I Know I Should Follow Your Blog But…

Welcome to Deep-Fried Friday, where my taste tends toward juicy and crispy thoughts. You’ll have to tell me whether today’s is more juicy or crispy to you.

Last week, I wrote two days on my young adult novel. There are three reasons why my work-in-progress got so little attention:

  1. I felt much better this week (after having mono for four weeks), so I was frantically trying to catch up with household to-do’s that had fallen so deep in the cracks I needed a headlamp and a crowbar to find and pull them out.
  2. One scene started to drag. I spent some time figuring out how to ditch that rabbit trail and get on the right path.
  3. I spent hours and hours catching up with blog reading and commenting!

When I wrote my first novel, I sat alone in my house writing for 1-5 hours a day. I didn’t know what I was doing, other than I had an overall plot and had read enough books to have some idea of what worked and what didn’t. Within a few months, I had a completed first draft. Very few people had any idea that I was writing a book.

Fast forward two years plus, and I am now writing my third novel, and everybody and their cocker spaniel knows it. I have a blog, a Facebook page, a Twitter account, two Triberr tribes, a Goodreads account, and more — with all of the fabulous friends that come with that.

I have learned so much in the past year from writer groups, conferences, craft books, and blogs. I’ve discovered excellent tools and software for plotting and writing. Thankfully, this book won’t have 23 drafts to get it right. I know something about an author’s platform. I have researched publishing options and agents. My knowledge base is better now.

All good stuff.

But I am writing far fewer hours than when it was lonely me and my laptop.

I continue to meet wonderful writers through various channels, and I think to myself so often, “Maybe I should follow their blog.” This occurs to me also because of something romance author Roni Loren covered in a fabulous post titled Enough with the Quid Pro Quo Blogging Etiquette. We often feel a sense of tit-for-tat. There are some who follow my blog whom I have not followed back (thanks, sorry, love ya). I know I’m missing some wonderful content, and I could learn even more from many authors out there.

But did I mention that I wrote on my young adult novel approximately two hours last week? That’s pitiful.

Stephen Covey’s wonderful book The 7 Habits of Highly Effective People has made me reconsider through the years how I am using my time. Am I setting my priorities well? In the book, he talked about how we spend our hours engaged in one of four quadrants based on whether an activity is important and urgent.

I’ve been contemplating where each of my time’s activities fit. In particular, where does blog reading fit? How important is it? How urgent is it?

Covey explains that we tend to spend little time with those things that are Important but not Urgent — for instance, going out on a date with our spouse, keeping up with discoveries in our field, visiting someone in the hospital, reading great literature, taking a class that stretches us.

When writing without a book contract or a self-publishing deadline, working on your novel is Important but not Urgent — Quadrant II. But I want to be a writer. I know the way to do that is — hello, how many times have I heard it! — to write consistently.

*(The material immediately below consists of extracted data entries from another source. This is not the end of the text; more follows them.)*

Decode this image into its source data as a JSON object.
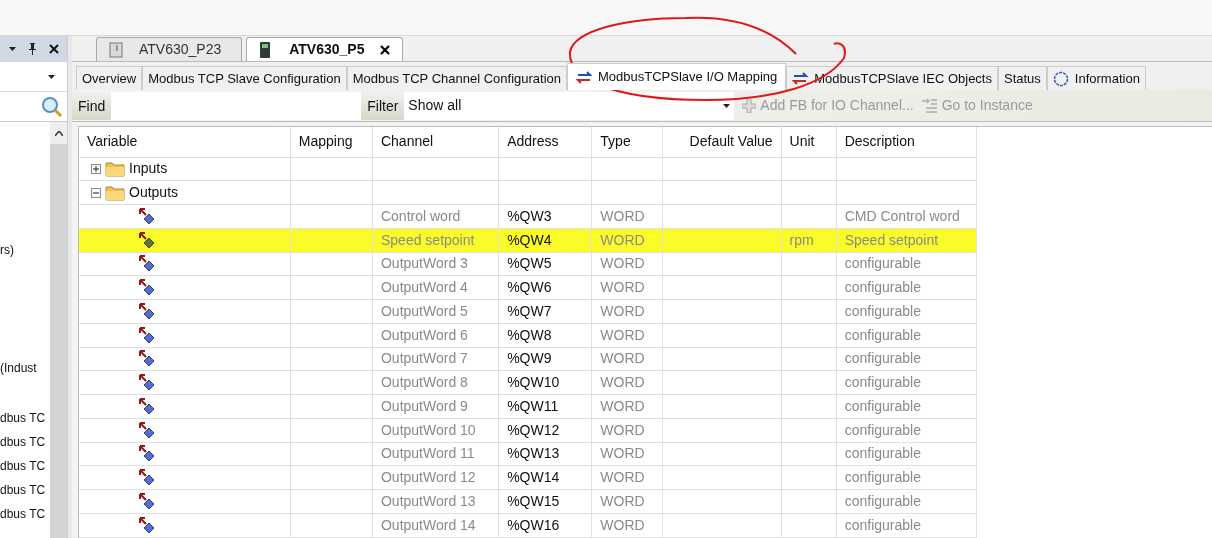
{
  "left_panel": {
    "items": [
      "rs)",
      "(Indust",
      "dbus TC",
      "dbus TC",
      "dbus TC",
      "dbus TC",
      "dbus TC"
    ]
  },
  "document_tabs": [
    {
      "label": "ATV630_P23",
      "selected": false
    },
    {
      "label": "ATV630_P5",
      "selected": true
    }
  ],
  "editor_tabs": [
    {
      "label": "Overview",
      "selected": false,
      "kind": "plain"
    },
    {
      "label": "Modbus TCP Slave Configuration",
      "selected": false,
      "kind": "plain"
    },
    {
      "label": "Modbus TCP Channel Configuration",
      "selected": false,
      "kind": "plain"
    },
    {
      "label": "ModbusTCPSlave I/O Mapping",
      "selected": true,
      "kind": "mapping"
    },
    {
      "label": "ModbusTCPSlave IEC Objects",
      "selected": false,
      "kind": "mapping"
    },
    {
      "label": "Status",
      "selected": false,
      "kind": "plain"
    },
    {
      "label": "Information",
      "selected": false,
      "kind": "info"
    }
  ],
  "toolbar": {
    "find_label": "Find",
    "filter_label": "Filter",
    "filter_value": "Show all",
    "actions": [
      {
        "label": "Add FB for IO Channel...",
        "disabled": true,
        "kind": "add"
      },
      {
        "label": "Go to Instance",
        "disabled": true,
        "kind": "goto"
      }
    ]
  },
  "table": {
    "columns": [
      "Variable",
      "Mapping",
      "Channel",
      "Address",
      "Type",
      "Default Value",
      "Unit",
      "Description"
    ],
    "tree": [
      {
        "label": "Inputs",
        "expanded": false
      },
      {
        "label": "Outputs",
        "expanded": true,
        "children": [
          {
            "channel": "Control word",
            "address": "%QW3",
            "type": "WORD",
            "description": "CMD Control word",
            "highlighted": false
          },
          {
            "channel": "Speed setpoint",
            "address": "%QW4",
            "type": "WORD",
            "unit": "rpm",
            "description": "Speed setpoint",
            "highlighted": true
          },
          {
            "channel": "OutputWord 3",
            "address": "%QW5",
            "type": "WORD",
            "description": "configurable",
            "highlighted": false
          },
          {
            "channel": "OutputWord 4",
            "address": "%QW6",
            "type": "WORD",
            "description": "configurable",
            "highlighted": false
          },
          {
            "channel": "OutputWord 5",
            "address": "%QW7",
            "type": "WORD",
            "description": "configurable",
            "highlighted": false
          },
          {
            "channel": "OutputWord 6",
            "address": "%QW8",
            "type": "WORD",
            "description": "configurable",
            "highlighted": false
          },
          {
            "channel": "OutputWord 7",
            "address": "%QW9",
            "type": "WORD",
            "description": "configurable",
            "highlighted": false
          },
          {
            "channel": "OutputWord 8",
            "address": "%QW10",
            "type": "WORD",
            "description": "configurable",
            "highlighted": false
          },
          {
            "channel": "OutputWord 9",
            "address": "%QW11",
            "type": "WORD",
            "description": "configurable",
            "highlighted": false
          },
          {
            "channel": "OutputWord 10",
            "address": "%QW12",
            "type": "WORD",
            "description": "configurable",
            "highlighted": false
          },
          {
            "channel": "OutputWord 11",
            "address": "%QW13",
            "type": "WORD",
            "description": "configurable",
            "highlighted": false
          },
          {
            "channel": "OutputWord 12",
            "address": "%QW14",
            "type": "WORD",
            "description": "configurable",
            "highlighted": false
          },
          {
            "channel": "OutputWord 13",
            "address": "%QW15",
            "type": "WORD",
            "description": "configurable",
            "highlighted": false
          },
          {
            "channel": "OutputWord 14",
            "address": "%QW16",
            "type": "WORD",
            "description": "configurable",
            "highlighted": false
          }
        ]
      }
    ]
  }
}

As much as I hate to admit it, I can’t follow everyone’s blog. I can’t even follow all of the “You MUST follow this fabulous author!” blogs. There are too many quality writers out there with something to offer, from whom I could learn, and whom I’d love to get to know.

There is one of me. Twenty-four hours in a day. One book to pitch, one book to edit, one book to finish, and about four other projects I’ve started which beg for my attention too. Not to mention family, spouse, house, etc.

I’ll keep reading blogs. I’ll click on titles that interest me when I see links flash up on my Twitter feed. I will visit the blogs of people I see on my site. I will follow interesting links in blog mashups. But I can’t read blogs all day because I am a writer. I must write.

How do you balance your desire to read interesting, entertaining, or informative blog posts and your need to accomplish other tasks? Have you found a formula that works? Do you wish you could follow more blogs, but simply can’t find the time?